~ by Rick Langenberg ~
For nearly 20 years, the Aspen Mine Center has reigned as one of the district’s most successful experiments as a social services, resource, and non-profit hub, with reported assistance to more than 8,000 individuals and families.
During this stint, the city of Cripple Creek has emerged as a key partner, endorsing pushes for pro-Aspen Mine Center initiatives.
This supportive trend apparently continues. The Cripple Creek City Council last week unanimously passed a resolution in support of a ballot issue, asking voter approval of a small sales tax hike to help fund the Aspen Mine Center. This tax, calling for three-tenths of one percent sales tax on items purchased in Cripple Creek, with the proceeds going towards funding the Aspen Mine Center, will appear on the Nov. 6 ballot for local residents
The council enthusiastically passed the pro-Aspen Mine measure at last week’s meeting without hesitation. The only concerns raised dealt with a possible hike in homeless individuals and transient folks. In the past, some leaders and business operators have worried that these types of people may try to take advantage of Aspen Mine services and food handouts.
But Aspen Mine Executive Director Ted Borden assured the council that this isn’t the case, in response to a question by Councilman Tom Litherland. He said this trend of getting invaded by more homeless folks has diminished somewhat. “There has not been an increase,” said Borden. Plus, he cited a policy that scrutinizes clients and only assists those who want to help themselves and who are actively searching for work. “People are here for the right reason,” he added.
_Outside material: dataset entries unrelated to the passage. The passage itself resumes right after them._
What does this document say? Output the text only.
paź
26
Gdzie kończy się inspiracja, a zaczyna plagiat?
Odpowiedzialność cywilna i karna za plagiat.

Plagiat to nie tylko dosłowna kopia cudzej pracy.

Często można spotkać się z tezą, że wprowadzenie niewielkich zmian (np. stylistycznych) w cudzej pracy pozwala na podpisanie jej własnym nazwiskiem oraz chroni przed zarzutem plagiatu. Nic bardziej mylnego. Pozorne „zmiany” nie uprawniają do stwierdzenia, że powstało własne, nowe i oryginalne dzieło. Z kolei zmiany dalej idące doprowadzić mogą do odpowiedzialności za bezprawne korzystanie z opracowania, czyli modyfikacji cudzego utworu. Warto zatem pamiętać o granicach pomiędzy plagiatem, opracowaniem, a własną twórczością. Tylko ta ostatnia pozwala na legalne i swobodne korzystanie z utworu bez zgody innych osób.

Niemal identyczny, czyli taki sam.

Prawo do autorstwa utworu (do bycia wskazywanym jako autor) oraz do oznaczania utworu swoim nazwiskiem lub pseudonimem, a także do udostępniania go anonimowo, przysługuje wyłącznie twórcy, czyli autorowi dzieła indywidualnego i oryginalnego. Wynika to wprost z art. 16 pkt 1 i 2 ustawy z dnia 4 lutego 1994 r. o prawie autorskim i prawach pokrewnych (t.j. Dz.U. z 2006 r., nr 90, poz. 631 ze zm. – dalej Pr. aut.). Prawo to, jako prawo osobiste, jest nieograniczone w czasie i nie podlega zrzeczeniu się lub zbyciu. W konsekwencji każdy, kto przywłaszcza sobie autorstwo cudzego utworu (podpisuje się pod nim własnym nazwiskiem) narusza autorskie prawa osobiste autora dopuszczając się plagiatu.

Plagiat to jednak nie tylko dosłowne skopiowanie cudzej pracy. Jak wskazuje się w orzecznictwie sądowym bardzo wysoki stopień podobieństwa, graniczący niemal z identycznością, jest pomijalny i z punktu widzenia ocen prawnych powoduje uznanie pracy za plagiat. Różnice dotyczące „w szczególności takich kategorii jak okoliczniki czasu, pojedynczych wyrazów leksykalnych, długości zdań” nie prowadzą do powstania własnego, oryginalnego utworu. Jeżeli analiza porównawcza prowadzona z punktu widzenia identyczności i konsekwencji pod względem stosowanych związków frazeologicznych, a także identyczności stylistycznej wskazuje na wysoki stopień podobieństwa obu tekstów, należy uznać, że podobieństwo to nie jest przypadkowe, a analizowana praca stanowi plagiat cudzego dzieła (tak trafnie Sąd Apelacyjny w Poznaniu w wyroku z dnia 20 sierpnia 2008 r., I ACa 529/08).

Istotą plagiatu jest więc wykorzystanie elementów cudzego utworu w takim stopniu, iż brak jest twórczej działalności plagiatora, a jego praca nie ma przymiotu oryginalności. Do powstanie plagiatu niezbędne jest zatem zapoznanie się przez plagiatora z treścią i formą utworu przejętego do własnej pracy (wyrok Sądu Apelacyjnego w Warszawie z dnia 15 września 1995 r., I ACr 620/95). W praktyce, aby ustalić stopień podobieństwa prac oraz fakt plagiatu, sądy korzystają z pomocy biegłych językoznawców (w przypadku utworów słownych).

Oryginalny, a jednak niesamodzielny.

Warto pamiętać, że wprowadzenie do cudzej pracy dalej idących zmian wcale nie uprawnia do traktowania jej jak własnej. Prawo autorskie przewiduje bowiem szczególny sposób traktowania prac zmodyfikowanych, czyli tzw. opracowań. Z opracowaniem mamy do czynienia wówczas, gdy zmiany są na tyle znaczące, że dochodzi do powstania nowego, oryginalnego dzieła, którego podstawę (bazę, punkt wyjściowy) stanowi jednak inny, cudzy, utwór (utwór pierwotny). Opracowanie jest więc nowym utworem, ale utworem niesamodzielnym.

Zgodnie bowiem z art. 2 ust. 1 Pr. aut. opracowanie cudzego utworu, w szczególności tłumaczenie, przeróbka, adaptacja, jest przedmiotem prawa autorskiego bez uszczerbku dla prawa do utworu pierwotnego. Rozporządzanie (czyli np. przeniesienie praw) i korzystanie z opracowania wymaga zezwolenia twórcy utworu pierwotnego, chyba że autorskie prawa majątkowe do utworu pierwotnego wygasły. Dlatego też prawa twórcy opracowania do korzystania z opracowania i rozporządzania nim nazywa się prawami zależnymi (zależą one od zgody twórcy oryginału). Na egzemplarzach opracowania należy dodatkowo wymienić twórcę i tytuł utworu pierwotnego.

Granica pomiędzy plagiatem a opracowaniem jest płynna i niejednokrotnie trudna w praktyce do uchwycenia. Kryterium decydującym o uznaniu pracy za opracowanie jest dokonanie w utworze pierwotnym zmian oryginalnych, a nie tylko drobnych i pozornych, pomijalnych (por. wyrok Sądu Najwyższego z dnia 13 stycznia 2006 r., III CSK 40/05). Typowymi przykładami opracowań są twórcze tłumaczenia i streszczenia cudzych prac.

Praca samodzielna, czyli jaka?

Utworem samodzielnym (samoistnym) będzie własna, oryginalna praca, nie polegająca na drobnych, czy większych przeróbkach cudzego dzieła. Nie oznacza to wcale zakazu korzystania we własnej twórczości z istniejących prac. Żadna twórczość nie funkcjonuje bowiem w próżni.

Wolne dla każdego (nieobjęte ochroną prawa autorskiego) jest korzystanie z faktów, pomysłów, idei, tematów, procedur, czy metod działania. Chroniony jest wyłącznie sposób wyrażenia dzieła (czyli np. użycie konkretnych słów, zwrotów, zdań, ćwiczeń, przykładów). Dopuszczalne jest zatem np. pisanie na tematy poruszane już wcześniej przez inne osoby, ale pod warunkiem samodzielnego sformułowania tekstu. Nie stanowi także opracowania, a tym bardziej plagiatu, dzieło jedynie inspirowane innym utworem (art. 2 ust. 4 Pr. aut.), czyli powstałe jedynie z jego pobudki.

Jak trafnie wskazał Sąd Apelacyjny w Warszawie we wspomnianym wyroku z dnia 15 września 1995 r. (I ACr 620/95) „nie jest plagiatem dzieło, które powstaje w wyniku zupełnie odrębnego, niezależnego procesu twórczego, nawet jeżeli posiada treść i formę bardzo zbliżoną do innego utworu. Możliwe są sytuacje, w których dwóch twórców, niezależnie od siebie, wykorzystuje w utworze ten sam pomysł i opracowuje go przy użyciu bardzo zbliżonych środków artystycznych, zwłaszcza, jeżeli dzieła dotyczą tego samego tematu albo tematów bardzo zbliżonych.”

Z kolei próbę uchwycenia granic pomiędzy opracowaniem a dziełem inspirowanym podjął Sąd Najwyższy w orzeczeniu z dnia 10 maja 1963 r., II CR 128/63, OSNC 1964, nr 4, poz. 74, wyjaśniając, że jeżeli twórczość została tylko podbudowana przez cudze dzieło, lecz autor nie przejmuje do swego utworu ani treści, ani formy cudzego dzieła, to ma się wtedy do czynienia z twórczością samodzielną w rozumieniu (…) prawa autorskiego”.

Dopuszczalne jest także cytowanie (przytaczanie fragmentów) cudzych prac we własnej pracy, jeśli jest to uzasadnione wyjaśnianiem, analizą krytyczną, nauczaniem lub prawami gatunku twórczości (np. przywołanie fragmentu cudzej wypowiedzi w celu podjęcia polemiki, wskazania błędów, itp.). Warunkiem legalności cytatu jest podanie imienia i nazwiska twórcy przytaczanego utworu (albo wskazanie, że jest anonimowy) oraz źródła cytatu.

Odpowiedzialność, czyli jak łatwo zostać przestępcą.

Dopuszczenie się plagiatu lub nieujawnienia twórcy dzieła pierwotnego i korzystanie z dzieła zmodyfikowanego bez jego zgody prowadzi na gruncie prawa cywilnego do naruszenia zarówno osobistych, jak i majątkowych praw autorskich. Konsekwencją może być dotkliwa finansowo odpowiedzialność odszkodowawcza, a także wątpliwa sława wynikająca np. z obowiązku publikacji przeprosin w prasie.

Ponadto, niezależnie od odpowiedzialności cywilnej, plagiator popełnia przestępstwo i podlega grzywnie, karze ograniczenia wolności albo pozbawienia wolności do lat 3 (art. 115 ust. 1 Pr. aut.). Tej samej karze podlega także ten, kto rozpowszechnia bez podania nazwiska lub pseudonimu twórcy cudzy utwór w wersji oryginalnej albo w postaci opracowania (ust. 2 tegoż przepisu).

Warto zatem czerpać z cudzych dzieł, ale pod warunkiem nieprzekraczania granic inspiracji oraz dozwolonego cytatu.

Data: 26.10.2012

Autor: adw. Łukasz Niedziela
Litherland stated that the town’s homeless situation was a big concern several years ago. Borden agreed, but contended that this problem has been addressed.
Moreover, Borden expressed much satisfaction in the track record of the Aspen Mine, citing statistics indicating that 90 percent of the funds generated go towards new programs, with only 10 percent going towards administration. “It has been a great sense of pride for me,” said Borden, who has served as the executive director since the center started.
More specifically, he noted that the Aspen Mine has served more than 8,000 families and individuals since it started, and has provided $1.7 million in assistance to residents in Teller County.
The Aspen Mine has quite a colorful history, as the building once featured a two-story casino that was quite popular with the locals in the early years of gaming. However, when the New Jersey owners shut the casino down, they then eventually donated the property to the Community of Caring in 2001. This opened the door for a one-stop-shop resource center to help address the problems facing southern Teller.
By all accounts, the Aspen Mine Center has become a resounding success story.
Since it started, the number of groups operating in the facility has increased, along with the services available. The Community of Caring has expanded from a staff of one to 14 employees, according to Borden.
The proposed tax increase represents a continuation of levies enacted in both 2003 and 2007. Both of these tax hikes, though, expired after a certain defined number of years.
If history repeats itself, the Aspen Mine should be in the driver’s seat, as this levy passed overwhelmingly during the two previous attempts. But the word “tax” still has some negative implications in the minds of local voters.
The council reacted favorably towards the proposed levy and complimented Borden on the work of the Aspen Mine Center and the Community of Caring.
City attorney Lee Phillips cited these types of supportive measures as what is favored through the Fair Campaign Finance Act. However, he cautioned that the city could not use any financial resources in supporting the issue.
City Boss Search
In other action, the council received an update on the search for a new city administrator by Human Resources Director Carol Stotts.
Stotts made no pretentions that the city is trying to duplicate the process it used to select a new fire chief, Dean O’Nale, a process that has received good reviews. It is relying on the recruiting expertise of the KRW recruitment firm, based in Colorado Springs.
According to Stotts, the job posting has officially closed, and a field of 35 applicants have thrown their hats into the ring for the position. “There are some great applicants,” said the human resources director. She said the field will be reduced to nine semi-finalists, based on the recommendations of KRW. The firm will then vet the semi-finalists and prepare a report for the council.
The council will then do the final interviews.
There is no set time deadlline for picking a new administrator. The current contract with Interim City Adminisrator Ray White extends through the end of the year. And under one scenario, the council could decide to stick with White for the permanent city administrator pick.
The council spoke favorably of the process undertaken to select a new city boss, with the use of a recruitment firm. “It worked for us for our fire chief,” said Mayor Bruce Brown.